After reading about the optimizer from the paper “Sharpness-Aware Minimization for Efficiently Improving Generalization,” I’ve been interested in trying this optimizer with pytorch. There is an unofficial implementation at this repo. It wraps an optimizer
This optimizer doesn’t implement the step()
function, it implements a first_step()
followed by a second_step()
.
With a grad_scaler
I might have training code like this:
optimizer.zero_grad()
batch = batch.to(device)
label = label.to(device)
with autocast():
pred = model(batch)
loss = criterion(pred, label)
scaler.scale(loss).backward()
scaler.step(optimizer)
scaler.update()
scheduler.step()
I’m trying to understand how this would work with a custom optimizer like SAM. This implementation wraps a base optimizer like SGD and needs two forward and backward passes before the base optimizer can actually update the model. My thought was to handle everything manually like so: Instead of letting the SAM optimizer class call step()

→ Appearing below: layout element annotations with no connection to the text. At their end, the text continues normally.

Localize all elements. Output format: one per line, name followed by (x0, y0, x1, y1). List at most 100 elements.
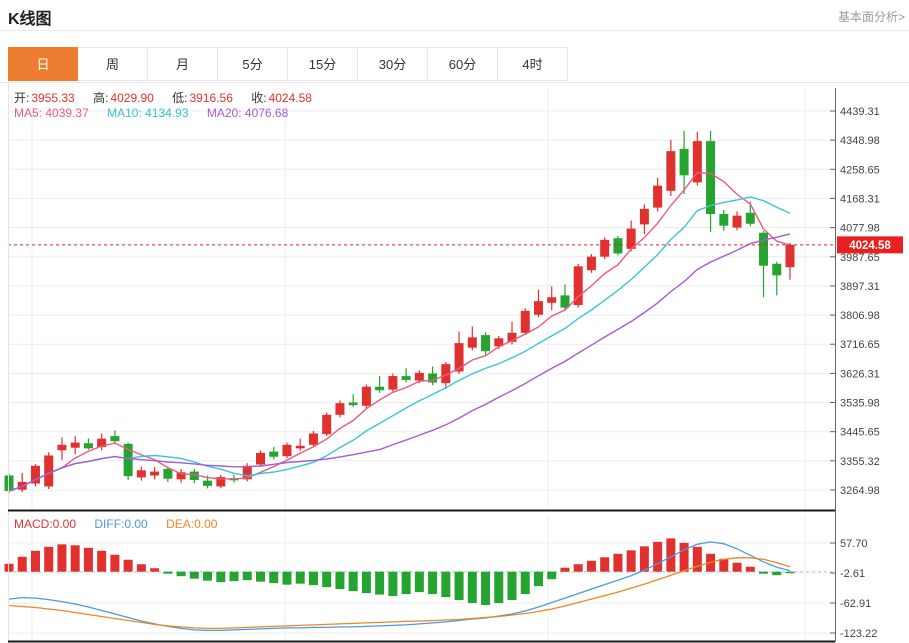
candle-body (573, 266, 583, 306)
macd-bar (163, 571, 173, 574)
close-label: 收: (251, 91, 267, 105)
main-y-tick-label: 3987.65 (840, 252, 880, 264)
candle-body (507, 332, 517, 342)
macd-bar (123, 559, 133, 572)
candles (4, 130, 795, 493)
macd-bar (375, 571, 385, 595)
low-label: 低: (172, 91, 188, 105)
main-y-tick-label: 3716.65 (840, 339, 880, 351)
macd-bar (533, 571, 543, 587)
macd-bar (679, 542, 689, 572)
tab-日[interactable]: 日 (8, 47, 78, 81)
macd-bar (269, 571, 279, 584)
macd-y-tick-label: -123.22 (840, 628, 877, 640)
macd-bar (97, 550, 107, 572)
macd-bar (441, 571, 451, 598)
macd-bar (401, 571, 411, 595)
main-y-tick-label: 3264.98 (840, 485, 880, 497)
last-price-tag: 4024.58 (837, 236, 903, 254)
main-y-tick-label: 3355.32 (840, 456, 880, 468)
macd-bar (256, 571, 266, 582)
ohlc-readout: 开: 3955.33 高: 4029.90 低: 3916.56 收: 4024.58 (14, 89, 327, 106)
macd-bar (759, 571, 769, 574)
macd-bar (481, 571, 491, 606)
main-y-tick-label: 3626.31 (840, 368, 880, 380)
main-y-tick-label: 3897.31 (840, 281, 880, 293)
macd-bar (467, 571, 477, 604)
macd-bar (494, 571, 504, 604)
candle-body (706, 141, 716, 215)
candle-body (560, 295, 570, 308)
macd-bar (428, 571, 438, 595)
macd-bar (322, 571, 332, 588)
candle-body (348, 402, 358, 406)
candle-body (772, 263, 782, 276)
macd-histogram (4, 538, 795, 606)
fundamental-analysis-link[interactable]: 基本面分析> (837, 10, 905, 24)
ma20-line (8, 233, 791, 492)
macd-bar (203, 571, 213, 581)
candle-body (520, 310, 530, 333)
tab-4时[interactable]: 4时 (498, 47, 568, 81)
macd-bar (189, 571, 199, 579)
candle-body (322, 414, 332, 435)
candle-body (308, 433, 318, 445)
candle-body (745, 212, 755, 224)
main-y-labels: 4439.31 4348.98 4258.65 4168.31 4077.98 3987.… (830, 106, 880, 497)
main-y-tick-label: 4348.98 (840, 135, 880, 147)
macd-bar (282, 571, 292, 585)
ma20-value: 4076.68 (244, 106, 289, 120)
macd-bar (242, 571, 252, 581)
candle-body (136, 470, 146, 478)
high-label: 高: (93, 91, 109, 105)
macd-bar (308, 571, 318, 586)
candle-body (110, 436, 120, 442)
candle-body (361, 386, 371, 406)
tab-5分[interactable]: 5分 (218, 47, 288, 81)
macd-bar (626, 550, 636, 572)
main-y-tick-label: 3806.98 (840, 310, 880, 322)
page-title: K线图 (8, 11, 52, 28)
tab-月[interactable]: 月 (148, 47, 218, 81)
candle-body (256, 452, 266, 465)
low-value: 3916.56 (189, 91, 233, 105)
candle-body (533, 301, 543, 315)
macd-y-labels: 57.70 -2.61 -62.91 -123.22 (830, 538, 877, 640)
macd-y-tick-label: -62.91 (840, 598, 871, 610)
main-y-tick-label: 3535.98 (840, 398, 880, 410)
macd-bar (785, 571, 795, 574)
tab-30分[interactable]: 30分 (358, 47, 428, 81)
ma-readout: MA5: 4039.37 MA10: 4134.93 MA20: 4076.68 (14, 106, 303, 120)
macd-bar (388, 571, 398, 597)
candle-body (282, 444, 292, 457)
macd-bar (732, 562, 742, 572)
candle-body (97, 438, 107, 448)
candle-body (732, 215, 742, 228)
macd-bar (348, 571, 358, 592)
dea-value: 0.00 (194, 517, 218, 531)
candle-body (189, 471, 199, 480)
main-y-tick-label: 4258.65 (840, 164, 880, 176)
macd-bar (666, 538, 676, 572)
macd-bar (586, 560, 596, 572)
candle-body (57, 444, 67, 451)
ma10-label: MA10: (107, 106, 142, 120)
kline-chart[interactable]: 4439.31 4348.98 4258.65 4168.31 4077.98 3987.… (0, 83, 909, 643)
tab-周[interactable]: 周 (78, 47, 148, 81)
tab-15分[interactable]: 15分 (288, 47, 358, 81)
period-tabs: 日周月 5分 15分 30分 60分 4时 (8, 47, 568, 81)
candle-body (176, 472, 186, 480)
candle-body (692, 141, 702, 183)
tab-60分[interactable]: 60分 (428, 47, 498, 81)
candle-body (150, 471, 160, 476)
macd-bar (639, 546, 649, 572)
candle-body (83, 443, 93, 449)
ma5-label: MA5: (14, 106, 43, 120)
macd-bar (295, 571, 305, 584)
diff-line (8, 541, 791, 632)
open-value: 3955.33 (31, 91, 75, 105)
page-header: K线图 基本面分析> (0, 0, 909, 31)
main-y-tick-label: 4168.31 (840, 193, 880, 205)
candle-body (30, 465, 40, 484)
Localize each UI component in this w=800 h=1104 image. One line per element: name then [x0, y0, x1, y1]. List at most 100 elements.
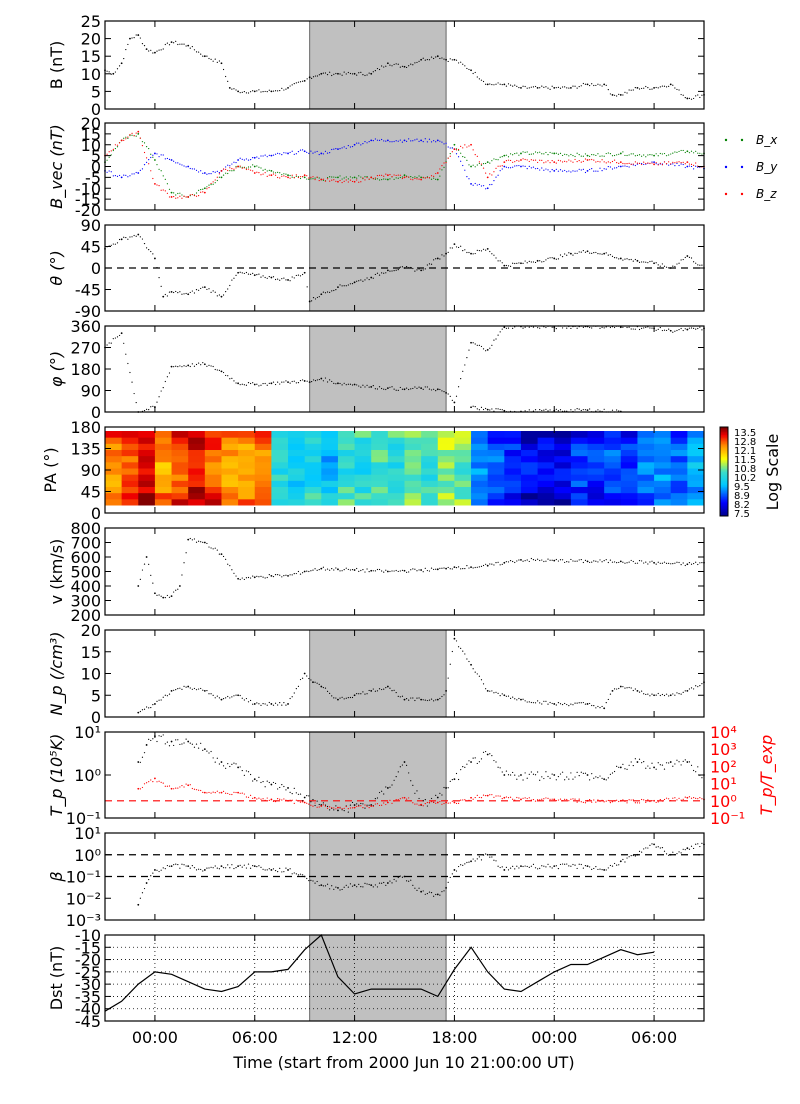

on the optimizer it wraps, I do it myself, and manually unscale the weights.
# Set up base optimizer and SAM, which wraps it
base_optimizer = torch.optim.SGD(trainable_layer_params, 1e-3, momentum=0.9)
optimizer = SAM(trainable_layer_params, base_optimizer, lr=0.1, momentum=0.9)
...
# Model training step
optimizer.zero_grad()
with autocast():
loss = criterion(model(batch), label)
scaler.scale(loss).backward()
scaler.unscale_(base_optimizer)
optimizer.first_step(zero_grad=True) # Ascend model params to local maximum
scaler.update(1.0)
with autocast():
loss = criterion(model(batch), label)
scaler.scale(loss).backward()
scaler.unscale_(base_optimizer)
optimizer.second_step() # Descend from local maximum
scaler.step(base_optimizer)
scaler.update()
scheduler.step()
However, this results in an error:
34 loss = criterion(model(batch), label)
35 scaler.scale(loss).backward()
---> 36 scaler.unscale_(base_optimizer)
37 optimizer.first_step(zero_grad=True)
38 scaler.update(1.0)
/home/user/.local/lib/python3.6/site-packages/torch/cuda/amp/grad_scaler.py in unscale_(self, optimizer)
256
257 if optimizer_state["stage"] is OptState.UNSCALED:
--> 258 raise RuntimeError("unscale_() has already been called on this optimizer since the last update().")
259 elif optimizer_state["stage"] is OptState.STEPPED:
260 raise RuntimeError("unscale_() is being called after step().")
RuntimeError: unscale_() has already been called on this optimizer since the last update().
What would be the way to handle the unscaling of the gradients when they need to be scaled twice before updating the model? More broadly, how to approach these kinds of issues with a custom optimizer?